How long between jobs: Almost a year. I had a regular freelance gig with Sporting News for both its Web site and magazine. I also sold a story about chefs who write cookbooks and created a food blog with my wife. (Gratuitous plug: grubtrotters.com.)
 
How I found the new job: The flip answer is that I moved to a city where a friend of a friend was starting a new site whose content happens to be my area of expertise. But the truth within the wisecrack is that networking is vital. That's not exactly mind-blowing insight, but there is a reason why everyone stresses the importance of it. It works.
 
Networking, Part 2: Before I took the job with SportsFanLive, Northwestern offered me and my wife jobs as journalism professors at the new Medill satellite campus in Qatar. We ended up declining because she didn't want to move to the Middle East. I was on Northwestern's radar because I had spent five summers on campus teaching journalism in the National High School Institute. (You, of course, know it as Cherubs.) If I hadn't taken advantage of my comp time during the hockey off-season and tried something new by being a Cherubs instructor, the Qatar opportunity would have never materialized.

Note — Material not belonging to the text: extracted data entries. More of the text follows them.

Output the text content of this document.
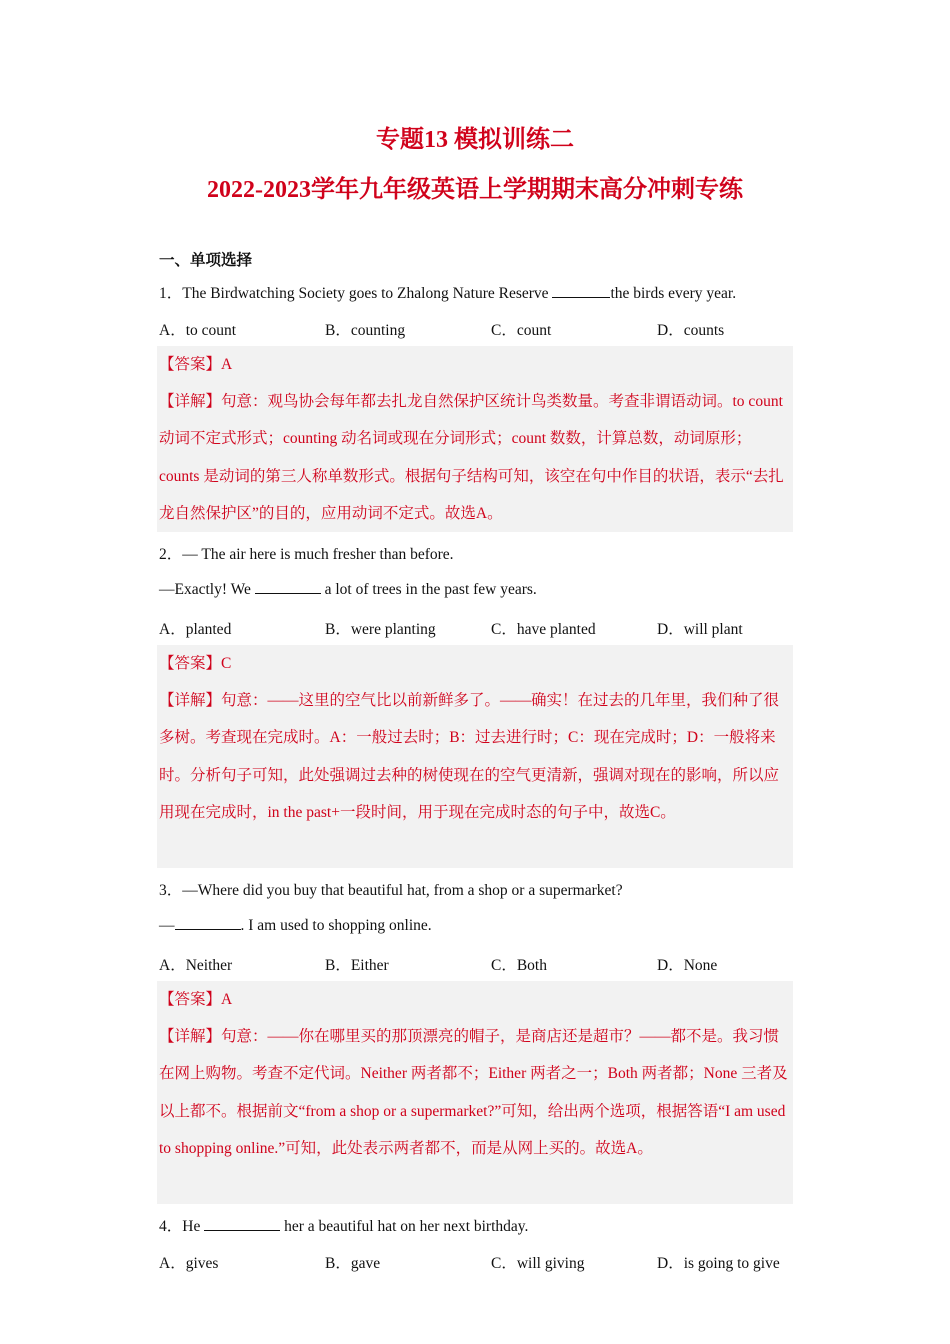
专题13 模拟训练二
2022-2023学年九年级英语上学期期末高分冲刺专练
一、单项选择
1．The Birdwatching Society goes to Zhalong Nature Reserve	the birds every year.
A．to count	B．counting	C．count	D．counts
【答案】A
【详解】句意：观鸟协会每年都去扎龙自然保护区统计鸟类数量。考查非谓语动词。to count 动词不定式形式；counting 动名词或现在分词形式；count 数数，计算总数，动词原形；counts 是动词的第三人称单数形式。根据句子结构可知，该空在句中作目的状语，表示“去扎龙自然保护区”的目的，应用动词不定式。故选A。
2．— The air here is much fresher than before.
—Exactly! We	a lot of trees in the past few years.
A．planted	B．were planting	C．have planted	D．will plant
【答案】C
【详解】句意：——这里的空气比以前新鲜多了。——确实！在过去的几年里，我们种了很多树。考查现在完成时。A：一般过去时；B：过去进行时；C：现在完成时；D：一般将来时。分析句子可知，此处强调过去种的树使现在的空气更清新，强调对现在的影响，所以应用现在完成时，in the past+一段时间，用于现在完成时态的句子中，故选C。
3．—Where did you buy that beautiful hat, from a shop or a supermarket?
—	. I am used to shopping online.
A．Neither	B．Either	C．Both	D．None
【答案】A
【详解】句意：——你在哪里买的那顶漂亮的帽子，是商店还是超市？——都不是。我习惯在网上购物。考查不定代词。Neither 两者都不；Either 两者之一；Both 两者都；None 三者及以上都不。根据前文“from a shop or a supermarket?”可知，给出两个选项，根据答语“I am used to shopping online.”可知，此处表示两者都不，而是从网上买的。故选A。
4．He	her a beautiful hat on her next birthday.
A．gives	B．gave	C．will giving	D．is going to give
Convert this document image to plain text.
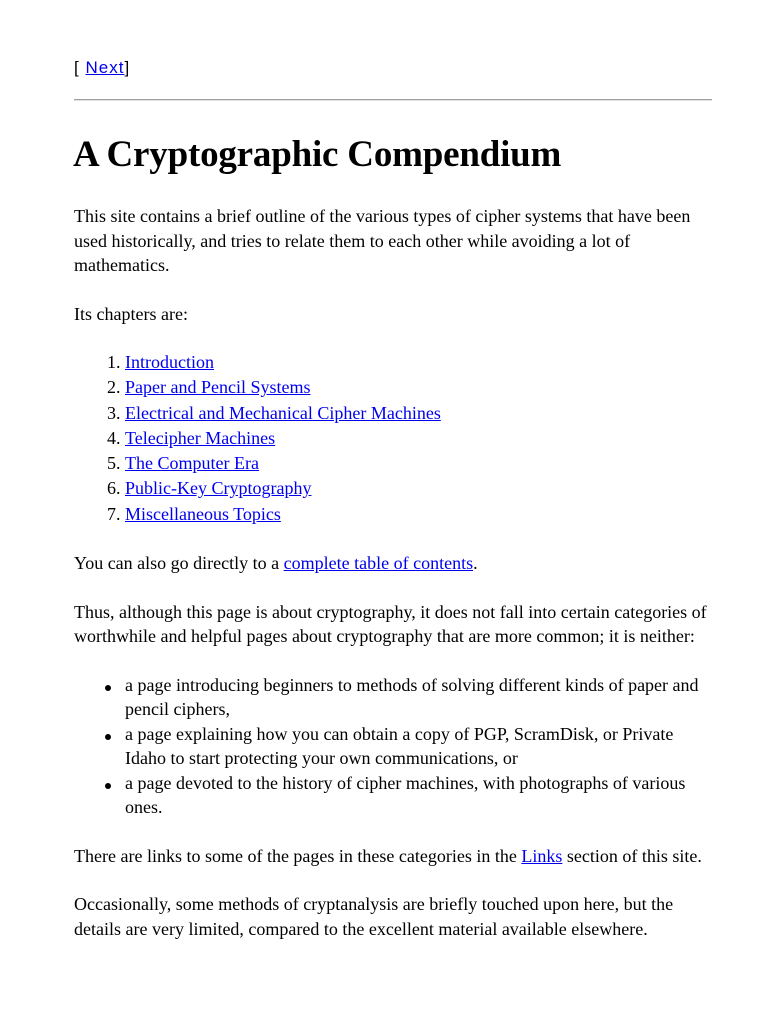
[ Next]
A Cryptographic Compendium

This site contains a brief outline of the various types of cipher systems that have been used historically, and tries to relate them to each other while avoiding a lot of mathematics.

Its chapters are:

1. Introduction
2. Paper and Pencil Systems
3. Electrical and Mechanical Cipher Machines
4. Telecipher Machines
5. The Computer Era
6. Public-Key Cryptography
7. Miscellaneous Topics

You can also go directly to a complete table of contents.

Thus, although this page is about cryptography, it does not fall into certain categories of worthwhile and helpful pages about cryptography that are more common; it is neither:

a page introducing beginners to methods of solving different kinds of paper and pencil ciphers,
a page explaining how you can obtain a copy of PGP, ScramDisk, or Private Idaho to start protecting your own communications, or
a page devoted to the history of cipher machines, with photographs of various ones.

There are links to some of the pages in these categories in the Links section of this site.

Occasionally, some methods of cryptanalysis are briefly touched upon here, but the details are very limited, compared to the excellent material available elsewhere.
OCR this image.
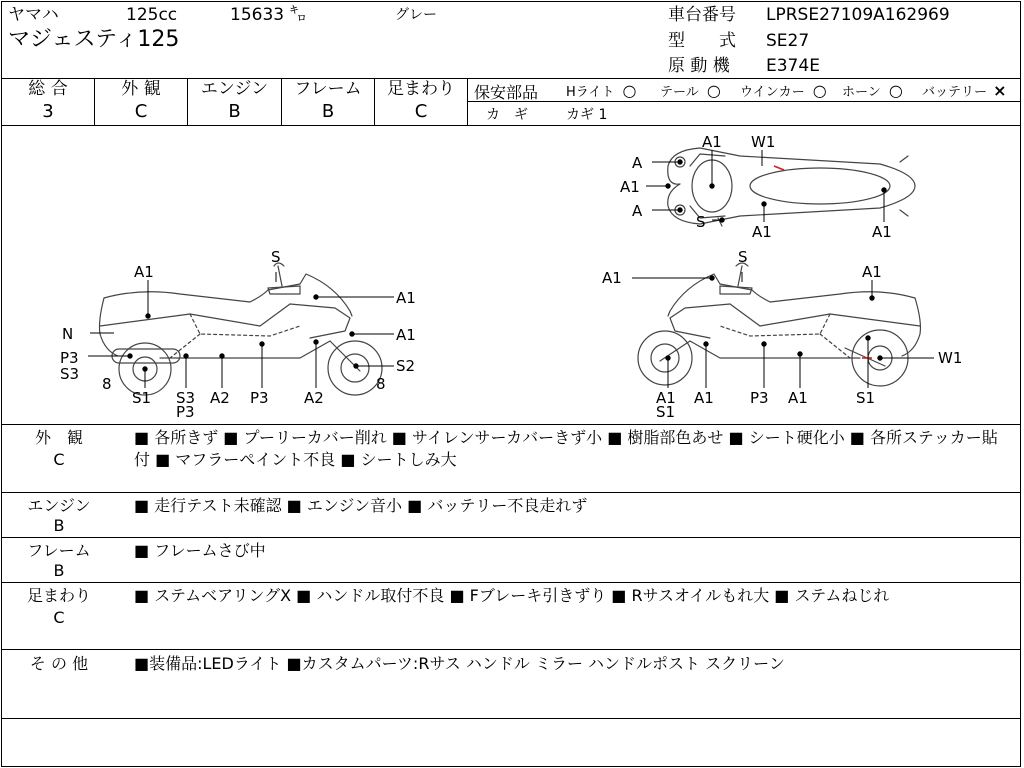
ヤマハ	125cc	15633 ㌔	グレー
マジェスティ125
車台番号 LPRSE27109A162969
型　　式 SE27
原 動 機 E374E
総 合
3
外 観
C
エンジン
B
フレーム
B
足まわり
C
保安部品 Hライト ○ テール ○ ウインカー ○ ホーン ○ バッテリー ×
カ　ギ	カギ 1
S
A1
A1
N	A1
P3
S3	S2
8	8
S1 S3
P3
A2 P3 A2
S
A1	A1
W1
A1 A1
S1
P3 A1	S1
A1 W1
A
A1
A
S
A1	A1
外　観
C
■ 各所きず ■ プーリーカバー削れ ■ サイレンサーカバーきず小 ■ 樹脂部色あせ ■ シート硬化小 ■ 各所ステッカー貼付 ■ マフラーペイント不良 ■ シートしみ大
エンジン
B
■ 走行テスト未確認 ■ エンジン音小 ■ バッテリー不良走れず
フレーム
B
■ フレームさび中
足まわり
C
■ ステムベアリングX ■ ハンドル取付不良 ■ Fブレーキ引きずり ■ Rサスオイルもれ大 ■ ステムねじれ
そ の 他	■装備品:LEDライト ■カスタムパーツ:Rサス ハンドル ミラー ハンドルポスト スクリーン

It didn't work out, but at least I had the chance to eat camel on my visit to Doha.
 
What I've learned: The platforms and the outlets are changing, but fundamentals are fundamentals. I’m still reporting, researching, writing and editing on deadline.
 
Outlook/Advice: Despite my crack about the layoff coming two months before my wedding, I felt from the moment that it happened, the Merc was doing me a favor. I didn't know what the next chapter was going to be, but I was eager to find out. I couldn't have imagined it at the time, but in the past five months, I have helped our site launch an iPhone app -- FanFinder Mobile, a sports bar locator -- and two Twitter-related features -- AthleteTweets.com and SportsBlogTweets.com. This is obviously a tough time in the business, and I suppose it's easy for me to say this because I landed on my feet, but it is also an exciting time. It's like the Wild West out there with lots of adventure and new ideas.